Última parte del relato que escribió Carlos Adduci sobre su infancia en Chacras.
Sigo repasando en mi memoria y me transporta a la cocina de casa. Por arte de magia puedo ver ollas, sartenes de hierro, huelo aromas, el puchero diario, la abuela y mamá preparando la comida, el olor acre del humo del calefón a leña. Tiempos en casi todo de carencia, pero en los que jamás falto un plato de comida. La abuela decía, “donde comen 6 comen 7” y siempre había alguien invitado a la mesa.
En el fondo se mixturan huerta, parral y pollos con el cacareo sostenido del gallo, los monótonos sonidos de las sierras del vecino “el turco”, el aroma a pino y álamo, el zanjón de atrás de casa, el murmullo del agua, con orillas pobladas de álamos y sauces añosos, cuyas ramas usábamos como lianas para sortear el marrón chocolate del agua y caer del otro lado del cauce en un colchón de hojas amarillas y musgo, con el cuidado de no mojarse las zapatillas Pampero o Flecha.

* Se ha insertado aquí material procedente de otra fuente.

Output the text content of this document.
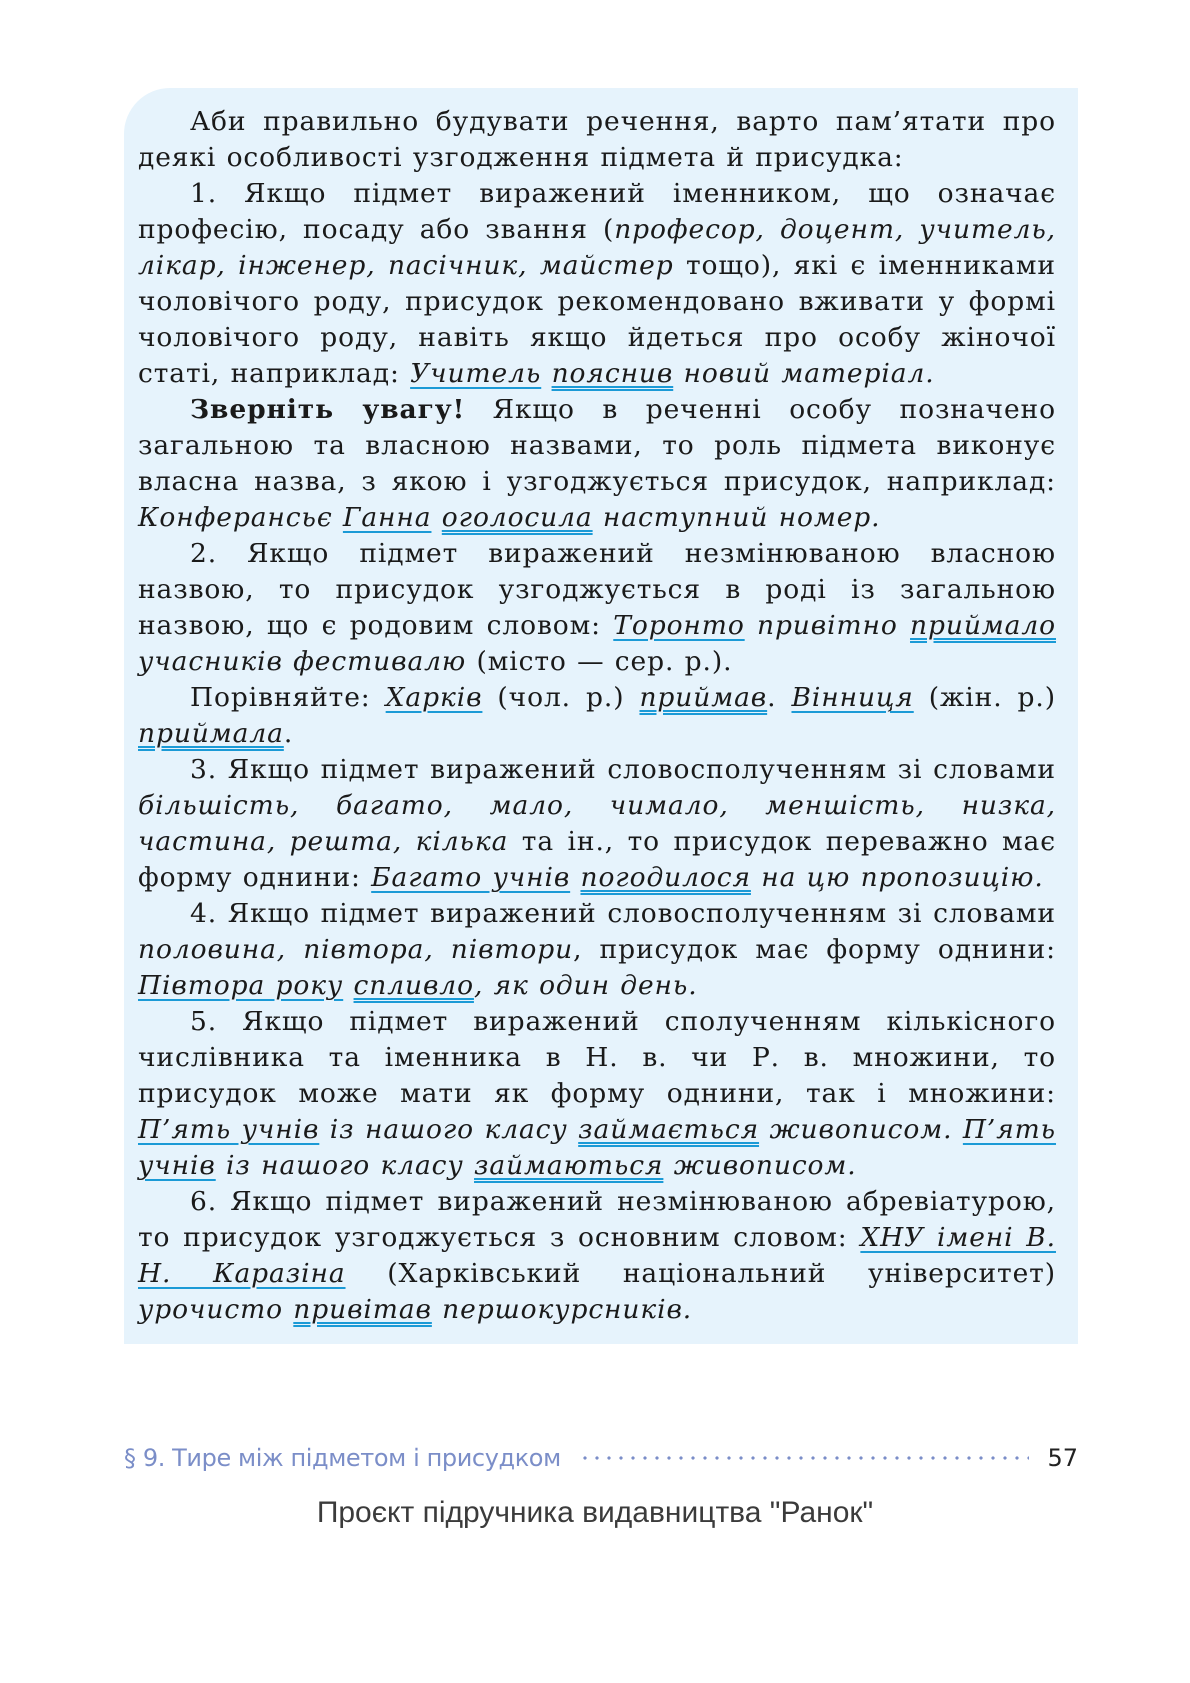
Аби правильно будувати речення, варто пам’ятати про деякі особливості узгодження підмета й присудка:

1. Якщо підмет виражений іменником, що означає професію, посаду або звання (професор, доцент, учитель, лікар, інженер, пасічник, майстер тощо), які є іменниками чоловічого роду, присудок рекомендовано вживати у формі чоловічого роду, навіть якщо йдеться про особу жіночої статі, наприклад: Учитель пояснив новий матеріал.

Зверніть увагу! Якщо в реченні особу позначено загальною та власною назвами, то роль підмета виконує власна назва, з якою і узгоджується присудок, наприклад: Конферансьє Ганна оголосила наступний номер.

2. Якщо підмет виражений незмінюваною власною назвою, то присудок узгоджується в роді із загальною назвою, що є родовим словом: Торонто привітно приймало учасників фестивалю (місто — сер. р.).

Порівняйте: Харків (чол. р.) приймав. Вінниця (жін. р.) приймала.

3. Якщо підмет виражений словосполученням зі словами більшість, багато, мало, чимало, меншість, низка, частина, решта, кілька та ін., то присудок переважно має форму однини: Багато учнів погодилося на цю пропозицію.

4. Якщо підмет виражений словосполученням зі словами половина, півтора, півтори, присудок має форму однини: Півтора року спливло, як один день.

5. Якщо підмет виражений сполученням кількісного числівника та іменника в Н. в. чи Р. в. множини, то присудок може мати як форму однини, так і множини: П’ять учнів із нашого класу займається живописом. П’ять учнів із нашого класу займаються живописом.

6. Якщо підмет виражений незмінюваною абревіатурою, то присудок узгоджується з основним словом: ХНУ імені В. Н. Каразіна (Харківський національний університет) урочисто привітав першокурсників.

§ 9. Тире між підметом і присудком	57
Проєкт підручника видавництва "Ранок"
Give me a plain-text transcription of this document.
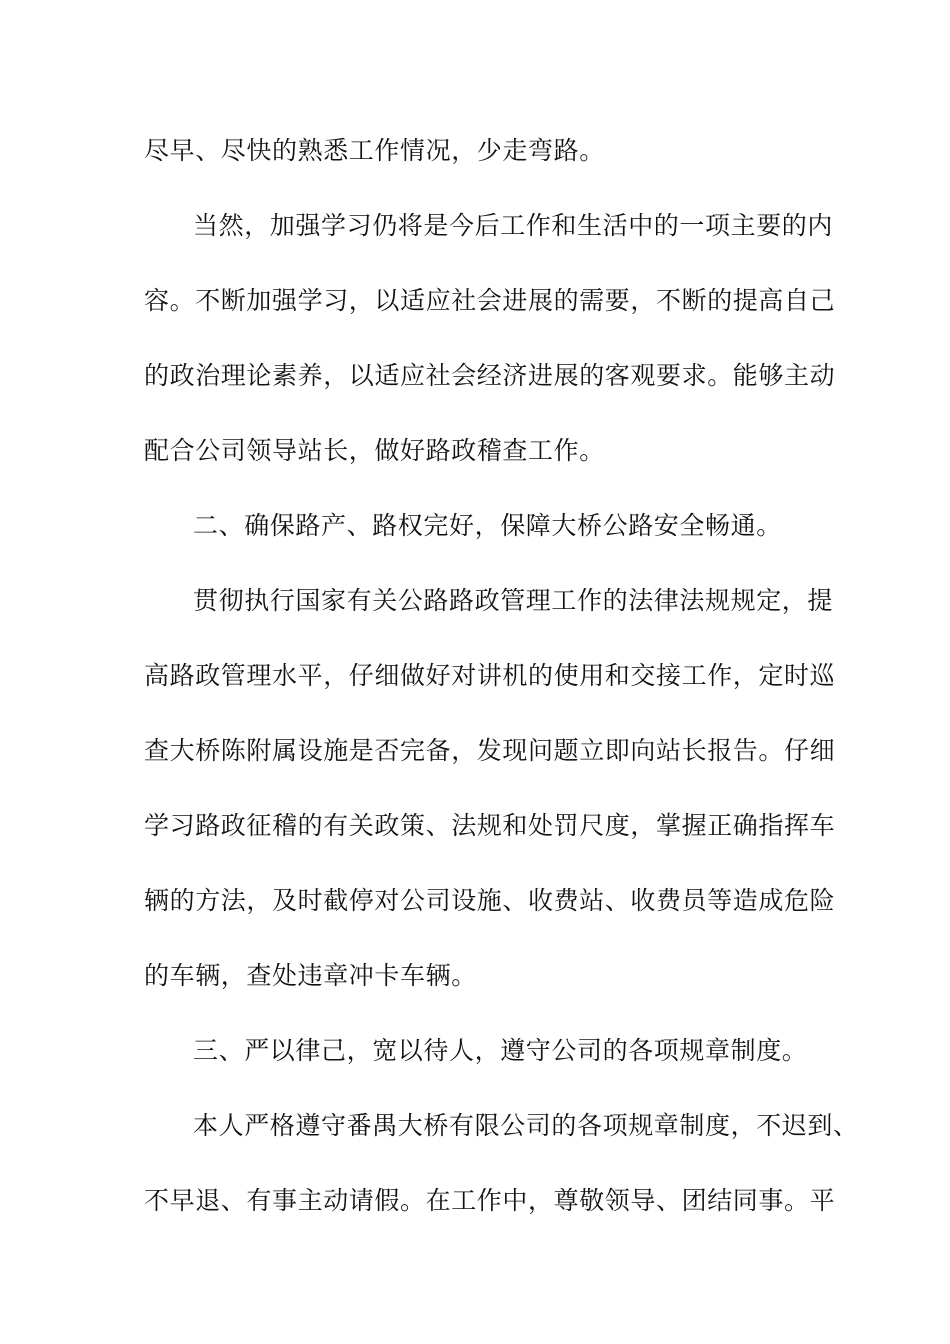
尽早、尽快的熟悉工作情况，少走弯路。
当然，加强学习仍将是今后工作和生活中的一项主要的内
容。不断加强学习，以适应社会进展的需要，不断的提高自己
的政治理论素养，以适应社会经济进展的客观要求。能够主动
配合公司领导站长，做好路政稽查工作。
二、确保路产、路权完好，保障大桥公路安全畅通。
贯彻执行国家有关公路路政管理工作的法律法规规定，提
高路政管理水平，仔细做好对讲机的使用和交接工作，定时巡
查大桥陈附属设施是否完备，发现问题立即向站长报告。仔细
学习路政征稽的有关政策、法规和处罚尺度，掌握正确指挥车
辆的方法，及时截停对公司设施、收费站、收费员等造成危险
的车辆，查处违章冲卡车辆。
三、严以律己，宽以待人，遵守公司的各项规章制度。
本人严格遵守番禺大桥有限公司的各项规章制度，不迟到、
不早退、有事主动请假。在工作中，尊敬领导、团结同事。平
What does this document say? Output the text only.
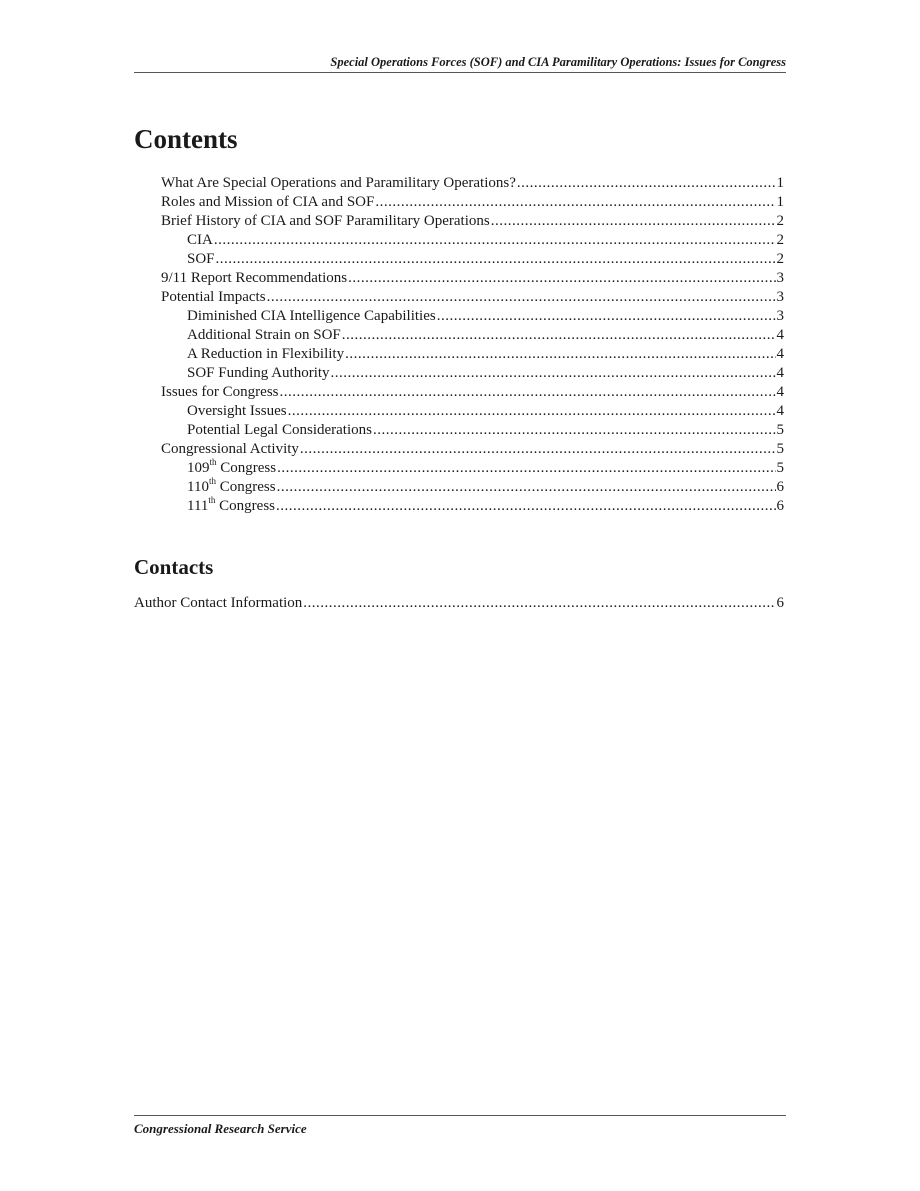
Special Operations Forces (SOF) and CIA Paramilitary Operations: Issues for Congress
Contents
What Are Special Operations and Paramilitary Operations? .....	1
Roles and Mission of CIA and SOF .....	1
Brief History of CIA and SOF Paramilitary Operations .....	2
CIA .....	2
SOF .....	2
9/11 Report Recommendations .....	3
Potential Impacts .....	3
Diminished CIA Intelligence Capabilities .....	3
Additional Strain on SOF .....	4
A Reduction in Flexibility .....	4
SOF Funding Authority .....	4
Issues for Congress .....	4
Oversight Issues .....	4
Potential Legal Considerations .....	5
Congressional Activity .....	5
109th Congress .....	5
110th Congress .....	6
111th Congress .....	6
Contacts
Author Contact Information .....	6
Congressional Research Service
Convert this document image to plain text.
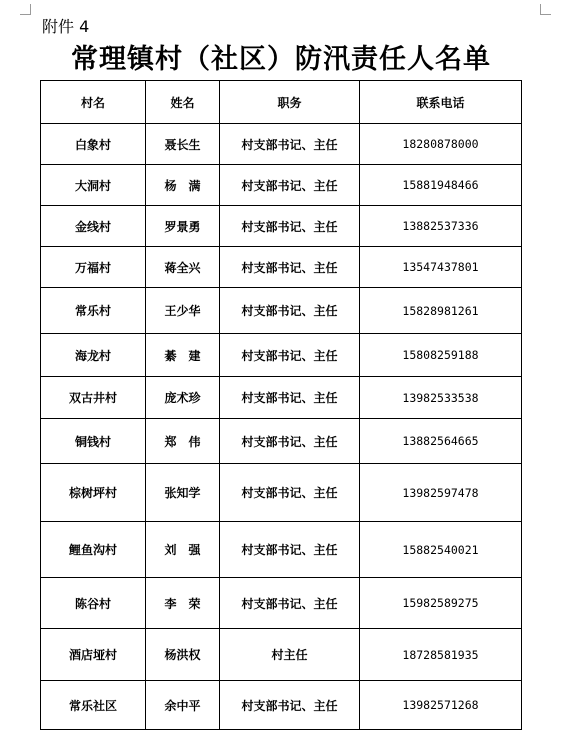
附件 4
常理镇村（社区）防汛责任人名单
村名	姓名	职务	联系电话
白象村	聂长生	村支部书记、主任	18280878000
大洞村	杨　满	村支部书记、主任	15881948466
金线村	罗景勇	村支部书记、主任	13882537336
万福村	蒋全兴	村支部书记、主任	13547437801
常乐村	王少华	村支部书记、主任	15828981261
海龙村	綦　建	村支部书记、主任	15808259188
双古井村	庞术珍	村支部书记、主任	13982533538
铜钱村	郑　伟	村支部书记、主任	13882564665
棕树坪村	张知学	村支部书记、主任	13982597478
鲤鱼沟村	刘　强	村支部书记、主任	15882540021
陈谷村	李　荣	村支部书记、主任	15982589275
酒店垭村	杨洪权	村主任	18728581935
常乐社区	余中平	村支部书记、主任	13982571268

Éramos los reyes de la selva gritando como Tarzán, esa era la señal para que Omar y Diego nos esperaran. La casita que era parte de la finca Cerutti era el estadio para jugar al fútbol y veo venir a los Collovati y Cabanillas por el callejón, para sumarse al juego. O en la finca hacer de soldados en comando, con ametralladoras de palo y cascotes como granada contra enemigos imaginarios, que salían detrás de los olivos y las trincheras y que eran los surcos de las viñas que había que destruir.
Finca que recorrimos mil veces, en bici o a pie. En sus fondos limitaba con el ferrocarril. Por sus vías llegábamos al puente rojo, que cruzaba el canal a la altura del carril San Martín y Pueyrredón, atreviéndonos sin medir riesgos, a esperar el paso del tren. Después, al regreso, cansados pero felices tomábamos la merienda en alguna casa del barrio.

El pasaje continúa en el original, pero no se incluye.